COVID-19 to cost world tourism no less than $22 billion: WTTC
TEHRAN – The global outbreak of the new coronavirus, known as COVID-19, will cost world tourism at least $22 billion owing to a drop in spending by Chinese tourists, World Travel and Tourism Council (WTTC) Director said on Thursday.
“It is too soon to know but the WTTC has made a preliminary calculation in collaboration with (research firm) Oxford Economics which estimates that the crisis will cost the sector at least $22 billion,” Gloria Guevara told El Mundo daily, AFP reported.
“This calculation is based on the experience of previous crises, such as SARS or H1N1, and is based on losses deriving from Chinese tourists who have not been traveling in recent weeks,” she said, adding, the Chinese are the tourists who spend most when they travel.
The loss figure, which equates to about 20.2 billion euros, is the most optimistic scenario envisaged by the study which was published on February 11 by Oxford Economics, taking the hypothesis of a 7.0 percent drop in overseas trips by Chinese nationals.
But the losses could more than double, reaching as much as $49 billion if the crisis lasts as long as the SARS outbreak, which erupted in November 2002 and was brought under control in July 2003. And it could spiral to $73 billion if it lasted longer than that, Oxford Economics said.
The economies most likely to suffer would be those most dependent on Chinese tourism, such as Hong Kong and Macau, Thailand, Cambodia and the Philippines, researchers found.
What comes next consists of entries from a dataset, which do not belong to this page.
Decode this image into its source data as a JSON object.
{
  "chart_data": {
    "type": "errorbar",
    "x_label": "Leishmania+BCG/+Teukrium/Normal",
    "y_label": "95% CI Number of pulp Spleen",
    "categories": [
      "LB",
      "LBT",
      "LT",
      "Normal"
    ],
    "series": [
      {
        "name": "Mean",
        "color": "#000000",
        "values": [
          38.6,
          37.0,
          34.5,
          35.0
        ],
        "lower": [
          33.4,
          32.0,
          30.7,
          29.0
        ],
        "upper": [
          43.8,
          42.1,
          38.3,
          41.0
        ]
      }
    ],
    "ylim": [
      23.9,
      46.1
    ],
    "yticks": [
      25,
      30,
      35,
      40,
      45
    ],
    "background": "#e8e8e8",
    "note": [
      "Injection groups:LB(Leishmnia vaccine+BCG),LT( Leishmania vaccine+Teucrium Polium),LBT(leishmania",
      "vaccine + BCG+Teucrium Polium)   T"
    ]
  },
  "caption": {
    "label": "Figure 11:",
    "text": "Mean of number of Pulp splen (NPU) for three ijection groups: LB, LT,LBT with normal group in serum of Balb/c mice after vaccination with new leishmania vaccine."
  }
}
On Wednesday, the WTO urged countries to avoid taking health measures that would cause “unnecessary interference with international traffic and trade” saying travel restrictions needed to be proportionate to ensure they did not have “negative repercussions on the tourism sector”.
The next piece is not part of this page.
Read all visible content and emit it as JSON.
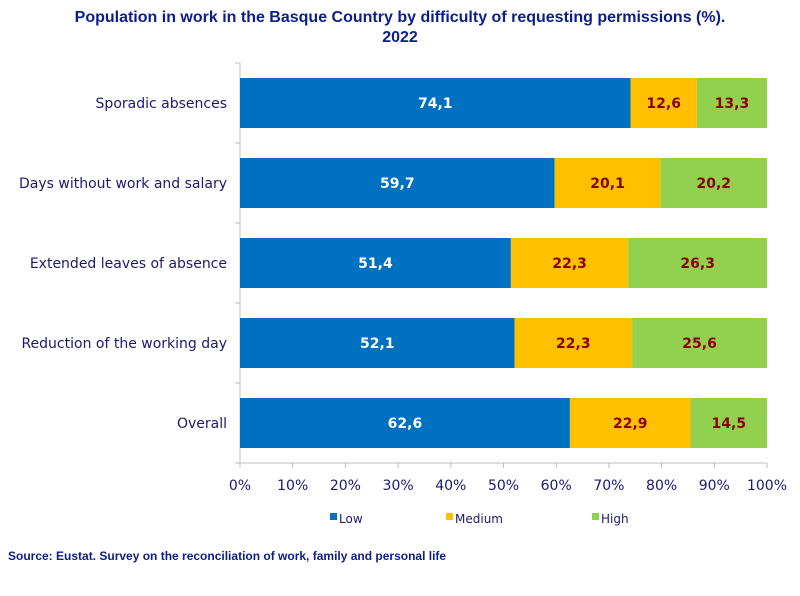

The New York Times on Friday announced that over 83,000 people in at least 53 countries have been infected. “More new cases have been recently reported outside China, where the outbreak began in December than within in the country. China enforced a lock down of 700 million people to control the spread of the virus.”
“European and Asian markets tumbled on Friday, following Wall Street’s plunge on Thursday as investors became even more concerned about the potential harm to worldwide economic growth from the spread of the newly emerged coronavirus.”